Die Handlung spielt an einem Tag im Emsland, in einer provinziellen Kleinstadt, deren wichtigster Arbeitgeber ein Geflügelkonzern ist. Was zunächst nach einer eher trockenen Ausgangslage klingen mag, entpuppt sich als alles andere als langweilig.
Im Zentrum stehen sechs sehr unterschiedliche Figuren: Nassim, ein halbblinder Dichter aus Afghanistan; Rosha, eine iranische Schriftstellerin; Justyna aus Polen, die in der Altenpflege arbeitet; Anna aus Siebenbürgen, die eine selbstentwickelte Kameratechnologie an den Geflügelkonzern verkauft; Merkhausen, Prozessoptimierer im selben Unternehmen; und schließlich Sonia, eine alleinerziehende Mutter, die am Fließband des Konzerns arbeitet.

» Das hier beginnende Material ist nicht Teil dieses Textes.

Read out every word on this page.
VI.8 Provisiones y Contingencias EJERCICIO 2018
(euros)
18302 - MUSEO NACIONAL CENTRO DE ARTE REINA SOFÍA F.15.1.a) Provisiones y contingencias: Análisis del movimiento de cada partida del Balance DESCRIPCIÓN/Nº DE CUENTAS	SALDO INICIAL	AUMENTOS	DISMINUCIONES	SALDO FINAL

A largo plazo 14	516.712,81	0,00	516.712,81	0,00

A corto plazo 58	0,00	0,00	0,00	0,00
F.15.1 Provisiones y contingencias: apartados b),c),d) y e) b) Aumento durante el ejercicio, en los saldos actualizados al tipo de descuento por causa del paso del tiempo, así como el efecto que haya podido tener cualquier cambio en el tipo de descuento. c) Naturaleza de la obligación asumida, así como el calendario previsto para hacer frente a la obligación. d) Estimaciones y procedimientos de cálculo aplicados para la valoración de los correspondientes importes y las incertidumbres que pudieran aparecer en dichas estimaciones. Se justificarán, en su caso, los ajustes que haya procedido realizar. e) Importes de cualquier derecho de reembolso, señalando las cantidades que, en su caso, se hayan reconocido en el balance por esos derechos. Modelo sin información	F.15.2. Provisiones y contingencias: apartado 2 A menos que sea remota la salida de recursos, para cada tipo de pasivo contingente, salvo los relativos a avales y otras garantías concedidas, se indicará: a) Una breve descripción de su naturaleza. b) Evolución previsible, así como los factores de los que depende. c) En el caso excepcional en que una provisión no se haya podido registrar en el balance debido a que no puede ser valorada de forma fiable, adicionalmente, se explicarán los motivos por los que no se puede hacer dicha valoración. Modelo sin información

Kapitelweise wechseln die Perspektiven, sodass man die Ereignisse abwechselnd durch die Augen dieser Figuren erlebt. Ihre Lebenswege kreuzen sich, beeinflussen einander und eröffnen immer neue Blickwinkel. Jede Figur ist facettenreich, einfühlsam und nahbar gezeichnet. Viele haben Migrationserfahrungen, entweder persönlich oder durch ihre Familien. Alle Figuren sind von einer Grundspannung durchzogen: Sie stehen an Wendepunkten, sind unzufrieden, ringen mit den Grenzen ihres Handlungsspielraums, sei es durch ökonomische Abhängigkeit, gesellschaftliche Strukturen, durch familiäre oder kulturelle Prägungen oder durch eigene Lebenserfahrungen. Sie müssen Entscheidungen treffen, Momente des Ausbruchs und kleine Verschiebungen werden sichtbar, auch Überreaktionen.
Besonders faszinierend fand ich die Dichte und Vielfalt der Themen. Neben eindringlichen Einblicken in die Lebensrealitäten der Figuren verwebt die Autorin kunstvoll ein spannendes Kapitel deutsch-polnischer Geschichte, das mir bislang unbekannt war. Ebenso überzeugend sind die gesellschaftskritischen Dimensionen: Fragen von Migration und Integration, Kapitalismuskritik, Tierschutzfragen, die Thematisierung des (mir bislang ebenfalls unbekannten) Wooden Breast-Syndroms, eine Krankheit, die aus der Massentierhaltung hervorgegangen ist. All dies wird nicht belehrend, sondern im Kontext der Figuren und ihrer Schicksale erzählt.
Der Roman ist humanistisch, feministisch, tiefgründig und zugleich unterhaltsam. Das offene Ende wird sicher nicht allen gefallen; für mich passte es jedoch gut, da der Fokus weniger auf einer Auflösung als vielmehr auf einer Momentaufnahme der Figuren liegt. Liebend gern hätte ich allerdings auch weiterlesen wollen.
Insgesamt liest sich das Buch fesselnd, berührend, ernst und zugleich komisch, satirisch, philosophisch und hochaktuell. Ein origineller und klug komponierter Roman,der mich nachhaltig beeindruckt und begeistert hat!